Data and the gig economy drive newspaper delivery changes

Complex factors are at play as falling print circulations and the 'gig economy' turn newspaper delivery upside down in one of Australia's largest markets.

Nine Entertainment, which owns the Sydney Morning Herald and the Australian Financial Review, has now followed News Corp Australia in announcing the end of delivery arrangements which have been in place in Sydney for decades. But the question of who will take up the job of throwing rolled papers into readers' gateways remains unresolved.

Chief executive of the Newsagents Association of NSW and ACT (NANA) Ian Booth says newsagents had been handing in their delivery agreements back at the rate of 50-70 a year ahead of changes which began with News' June announcement that it was "consolidating" delivery arrangements across Sydney with a single distributor. Nine followed last week with what Booth says was the inevitable decision to end its "existing arrangements" as well.

"There was no way delivery could continue with just one publisher," he says. "Seventy per cent of deliveries had been (News') Daily Telegraph, and while the income for agents was being reduced, the costs would remain the same."

After months of plans and negotiations, News has pulled back from a scheme to set up six regional publication areas across NSW, opting for one distributor for metro Sydney alone serving nine territories, while Nine has approved two distributors.

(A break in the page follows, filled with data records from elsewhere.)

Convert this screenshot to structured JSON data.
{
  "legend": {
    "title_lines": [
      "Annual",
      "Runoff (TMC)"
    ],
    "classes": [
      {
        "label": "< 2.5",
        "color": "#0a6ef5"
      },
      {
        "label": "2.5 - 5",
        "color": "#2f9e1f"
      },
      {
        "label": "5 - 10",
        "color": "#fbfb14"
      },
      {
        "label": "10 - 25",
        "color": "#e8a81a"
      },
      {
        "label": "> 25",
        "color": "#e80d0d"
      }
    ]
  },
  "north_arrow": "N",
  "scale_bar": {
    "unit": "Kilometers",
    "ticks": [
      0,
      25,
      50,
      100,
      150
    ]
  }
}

As the industry segment moves closer to the 'gig economies' of ride sharing and room rental, there are also unconfirmed reports of expat drivers being recruited in India. Whatever the truth of that, there is clearly the issue of moving from the regulated cost base under which newsagents operate - which Booth says requires payment for a minimum of three hours work regardless of how small the delivery task becomes - to one more resembling ride-sharing service Uber.

News' changes are timed for next January, while Nine has told newsagents it is cancelling existing agreements covering home delivery and retail distribution from next March. A letter from Nine says that while it would seek discussions about continuing to sell newspapers in store, it remained committed to the newsagent retail channel for its publications.

The moves have also brought to a head, concerns about remuneration - as publishers move from a percentage of cover prices to a per copy fee - and title to the customer data involved.

Because traditionally newsagents have been just that - agents of the publisher, rather than mere retailers - publishers are keen to get hold of information about delivery customers which, even if it as simple as their names and addresses, holds the key to broader demographic data about property type and potential purchasing habits. This would also expand opportunities - such as remain - for personalised publishing and marketing.

Newsagents cite potential issues over privacy as a reason for keeping the data they hold to themselves, and say many of their customers do not want a direct relationship with a publisher, either out of reluctance to part with payment card details or - as Ian Booth relayed it - "because they wouldn't trust Rupert Murdoch with them".

New specialised distributors - News is working with a new partnership of Fnet and a Melbourne distributor - have work ahead of them before new arrangements start next year. And the possibility, as Booth put it, that Sydney arrangements might follow experience in Brisbane and "go to the eleventh hour and then fall apart".